The Science of Self-Winding Watches – How Do They Work?

There are some marvels of technology that are not that familiar to us. The technology works in mysterious ways, or so we used to think. However, things change as we become more familiar with how stuff works. Luckily for us, the internet allows us to learn about almost any topic without having to go through too much trouble.

The internet can also be used to learn about some relatively niche topics, like watches. There are digital watches, but those are completely different from old-school watches, the ones with gears and sprockets. Automatic or self-winding watches are particularly interesting. Here is how both types of watches work, particularly the self-winding ones.

Manual Wind Watches – What You Need to Know 

We all love a good watch, and why not wind them manually? After all, that is part of the charm of using a watch with gears. Watches have a mainspring inside, which is a type of spring that holds tension. This mainspring is connected to numerous gears and then to the balance wheel, a weighty contraption that moves back and forth at a uniform rate. What this does is transfer energy to the escapement, a device that lets the watch’s wheels turn forward for a small amount, with each swing of the balance wheel. These watches evolved in Europe, in the 17th century. Their precursors were large spring clocks, which were made in the 15th century.

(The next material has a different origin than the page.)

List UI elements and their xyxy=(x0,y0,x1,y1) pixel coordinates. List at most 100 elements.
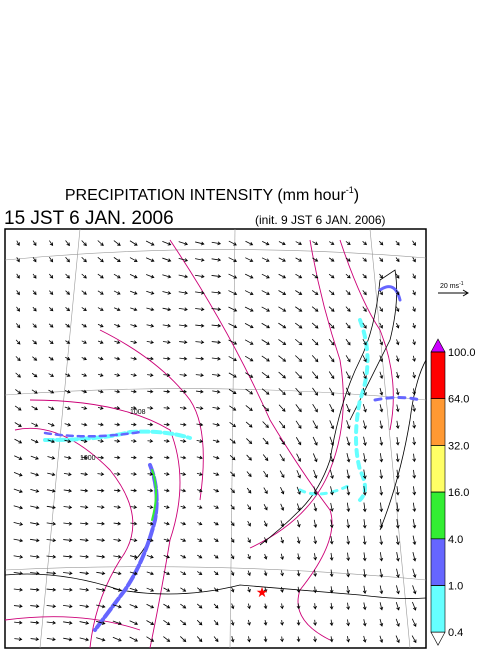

These watches have to be periodically wound manually, in order to keep tension on the mainspring.

Automatic Watches – How Do They Work?

The mainspring is still a component in automatic watches, but they do not require manual winding. They work differently because there is a weighted rotor attached to the mainspring. Given that gravity works on watches, too, as we move, or as the watch moves in either the pocket or on the arm, the rotor moves in one direction or another, thus winding the mainspring. Typically, over the course of the day, we will move long enough to keep the mainspring wound for two days, making the watch able to keep time overnight.

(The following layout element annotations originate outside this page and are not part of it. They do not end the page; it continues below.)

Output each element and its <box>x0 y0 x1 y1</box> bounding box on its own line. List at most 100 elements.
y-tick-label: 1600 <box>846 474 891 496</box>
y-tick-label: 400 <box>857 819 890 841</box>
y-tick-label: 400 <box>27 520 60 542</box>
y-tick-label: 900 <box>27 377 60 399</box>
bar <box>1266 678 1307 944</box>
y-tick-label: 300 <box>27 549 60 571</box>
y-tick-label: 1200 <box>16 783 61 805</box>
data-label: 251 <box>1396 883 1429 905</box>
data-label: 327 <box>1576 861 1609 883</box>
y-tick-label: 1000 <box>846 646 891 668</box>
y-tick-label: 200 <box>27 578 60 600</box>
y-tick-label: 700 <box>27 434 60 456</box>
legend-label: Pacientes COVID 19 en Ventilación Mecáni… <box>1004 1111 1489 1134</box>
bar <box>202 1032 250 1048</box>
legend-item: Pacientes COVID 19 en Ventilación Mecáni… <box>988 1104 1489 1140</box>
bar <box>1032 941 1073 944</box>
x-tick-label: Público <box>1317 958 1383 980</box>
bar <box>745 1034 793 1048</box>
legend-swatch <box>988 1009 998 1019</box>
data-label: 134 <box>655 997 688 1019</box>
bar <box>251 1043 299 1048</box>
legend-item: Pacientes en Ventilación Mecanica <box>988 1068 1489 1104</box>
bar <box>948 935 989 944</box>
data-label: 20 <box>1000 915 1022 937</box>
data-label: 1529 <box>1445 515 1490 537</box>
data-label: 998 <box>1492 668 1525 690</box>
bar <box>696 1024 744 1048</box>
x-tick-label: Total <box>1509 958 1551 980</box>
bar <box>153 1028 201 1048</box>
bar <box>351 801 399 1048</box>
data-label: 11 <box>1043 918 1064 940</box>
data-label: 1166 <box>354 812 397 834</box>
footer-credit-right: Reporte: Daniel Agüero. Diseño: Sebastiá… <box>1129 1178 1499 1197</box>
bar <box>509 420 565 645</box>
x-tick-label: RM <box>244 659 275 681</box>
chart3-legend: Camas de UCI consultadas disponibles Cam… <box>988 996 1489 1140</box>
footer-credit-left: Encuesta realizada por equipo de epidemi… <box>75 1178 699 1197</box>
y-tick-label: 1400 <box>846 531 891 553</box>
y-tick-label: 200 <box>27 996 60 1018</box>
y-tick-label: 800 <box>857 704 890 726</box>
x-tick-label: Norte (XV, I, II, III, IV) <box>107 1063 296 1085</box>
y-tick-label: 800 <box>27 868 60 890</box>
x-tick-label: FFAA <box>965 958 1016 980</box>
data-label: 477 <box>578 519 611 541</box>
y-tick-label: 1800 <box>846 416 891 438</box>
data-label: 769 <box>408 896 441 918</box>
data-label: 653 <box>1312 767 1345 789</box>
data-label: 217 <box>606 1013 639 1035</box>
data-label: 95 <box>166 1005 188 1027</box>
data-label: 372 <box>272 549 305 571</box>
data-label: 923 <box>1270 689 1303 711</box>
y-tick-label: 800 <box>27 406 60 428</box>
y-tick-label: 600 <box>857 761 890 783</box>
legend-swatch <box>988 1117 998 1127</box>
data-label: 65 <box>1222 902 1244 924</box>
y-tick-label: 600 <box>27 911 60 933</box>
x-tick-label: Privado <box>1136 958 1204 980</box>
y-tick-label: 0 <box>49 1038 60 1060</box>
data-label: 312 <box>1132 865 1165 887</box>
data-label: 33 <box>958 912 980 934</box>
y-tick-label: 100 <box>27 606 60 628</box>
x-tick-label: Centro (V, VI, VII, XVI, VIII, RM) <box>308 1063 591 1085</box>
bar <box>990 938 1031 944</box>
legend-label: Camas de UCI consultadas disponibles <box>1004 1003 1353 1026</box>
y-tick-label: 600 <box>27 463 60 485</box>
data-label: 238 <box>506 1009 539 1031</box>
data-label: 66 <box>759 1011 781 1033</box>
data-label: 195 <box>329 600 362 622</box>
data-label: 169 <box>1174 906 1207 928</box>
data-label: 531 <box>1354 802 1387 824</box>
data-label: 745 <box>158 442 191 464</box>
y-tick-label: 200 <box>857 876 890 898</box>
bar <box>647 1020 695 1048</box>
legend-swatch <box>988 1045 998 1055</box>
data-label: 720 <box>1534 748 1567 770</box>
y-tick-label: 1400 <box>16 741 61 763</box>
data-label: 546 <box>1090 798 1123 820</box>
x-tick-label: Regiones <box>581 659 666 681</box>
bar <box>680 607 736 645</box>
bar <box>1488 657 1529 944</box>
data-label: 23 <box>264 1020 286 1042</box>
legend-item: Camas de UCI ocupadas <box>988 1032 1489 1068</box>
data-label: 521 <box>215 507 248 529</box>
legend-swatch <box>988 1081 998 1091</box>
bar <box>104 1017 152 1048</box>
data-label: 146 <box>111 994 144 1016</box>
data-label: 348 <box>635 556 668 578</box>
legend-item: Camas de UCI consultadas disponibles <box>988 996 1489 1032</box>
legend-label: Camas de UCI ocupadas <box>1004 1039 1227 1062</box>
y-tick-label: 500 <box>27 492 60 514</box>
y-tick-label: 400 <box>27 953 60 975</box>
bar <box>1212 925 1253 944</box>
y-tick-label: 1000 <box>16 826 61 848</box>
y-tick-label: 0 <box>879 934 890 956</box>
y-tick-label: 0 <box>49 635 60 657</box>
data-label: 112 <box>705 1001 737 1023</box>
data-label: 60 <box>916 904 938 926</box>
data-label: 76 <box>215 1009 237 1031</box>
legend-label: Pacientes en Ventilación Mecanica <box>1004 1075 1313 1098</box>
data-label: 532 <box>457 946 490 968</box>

A clutch mechanism is used to keep the mainspring from being overwound. Since the rotor can move clockwise and counter-clockwise, there are typically two ratcheted winding mechanisms which enable the rotor to wind the mainspring.

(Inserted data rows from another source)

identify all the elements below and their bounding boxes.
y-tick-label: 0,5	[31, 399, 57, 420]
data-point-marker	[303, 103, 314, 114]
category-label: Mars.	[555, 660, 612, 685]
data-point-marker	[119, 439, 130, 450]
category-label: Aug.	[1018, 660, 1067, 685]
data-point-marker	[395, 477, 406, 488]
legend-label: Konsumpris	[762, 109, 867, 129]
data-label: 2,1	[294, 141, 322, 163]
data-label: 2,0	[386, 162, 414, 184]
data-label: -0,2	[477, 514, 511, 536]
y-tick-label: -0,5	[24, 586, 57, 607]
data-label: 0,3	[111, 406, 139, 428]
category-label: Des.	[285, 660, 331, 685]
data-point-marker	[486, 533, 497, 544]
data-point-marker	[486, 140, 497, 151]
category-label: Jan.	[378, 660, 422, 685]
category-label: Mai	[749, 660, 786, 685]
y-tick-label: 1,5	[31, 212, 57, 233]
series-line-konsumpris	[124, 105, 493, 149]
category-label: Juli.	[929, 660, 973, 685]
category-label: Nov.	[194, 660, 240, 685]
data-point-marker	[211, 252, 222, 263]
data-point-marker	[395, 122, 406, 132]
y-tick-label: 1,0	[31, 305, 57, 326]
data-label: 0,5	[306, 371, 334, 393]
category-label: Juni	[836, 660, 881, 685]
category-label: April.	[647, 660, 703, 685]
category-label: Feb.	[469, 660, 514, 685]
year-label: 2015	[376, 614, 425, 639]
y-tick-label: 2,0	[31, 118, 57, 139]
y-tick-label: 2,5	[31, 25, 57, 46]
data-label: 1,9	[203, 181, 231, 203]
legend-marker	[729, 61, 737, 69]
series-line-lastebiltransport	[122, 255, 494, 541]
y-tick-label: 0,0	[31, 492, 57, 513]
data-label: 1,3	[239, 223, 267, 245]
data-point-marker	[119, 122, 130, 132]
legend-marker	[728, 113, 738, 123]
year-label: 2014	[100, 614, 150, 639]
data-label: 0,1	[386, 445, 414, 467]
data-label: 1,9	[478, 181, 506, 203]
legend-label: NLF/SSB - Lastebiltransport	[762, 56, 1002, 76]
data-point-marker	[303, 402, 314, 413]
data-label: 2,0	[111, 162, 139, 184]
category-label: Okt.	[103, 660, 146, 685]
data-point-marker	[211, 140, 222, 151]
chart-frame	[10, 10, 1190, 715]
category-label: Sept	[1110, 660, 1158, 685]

Are Mechanical Watches Still Built?

Mechanical watches are still being built, but they are expensive. They need to be built by hand and are used as status symbols. Some people build them as a hobby or passion and they are often worn by enthusiasts. Mechanical watches will need work overtime, in order for the gears to be rebalanced and all of the insides checked to see if the watch is actually keeping time as it should be.

Having mechanical watches fixed costs money, but owning one is definitely a special experience.

Mechanical watches are amazing pieces of gear that even though being centuries old, still represent a beauty that is appreciated by newcomers and enthusiasts alike. Automatic or self-winding watches are even more interesting because of the way they work, using a rotor to wind the mainspring, due to Earth’s gravity.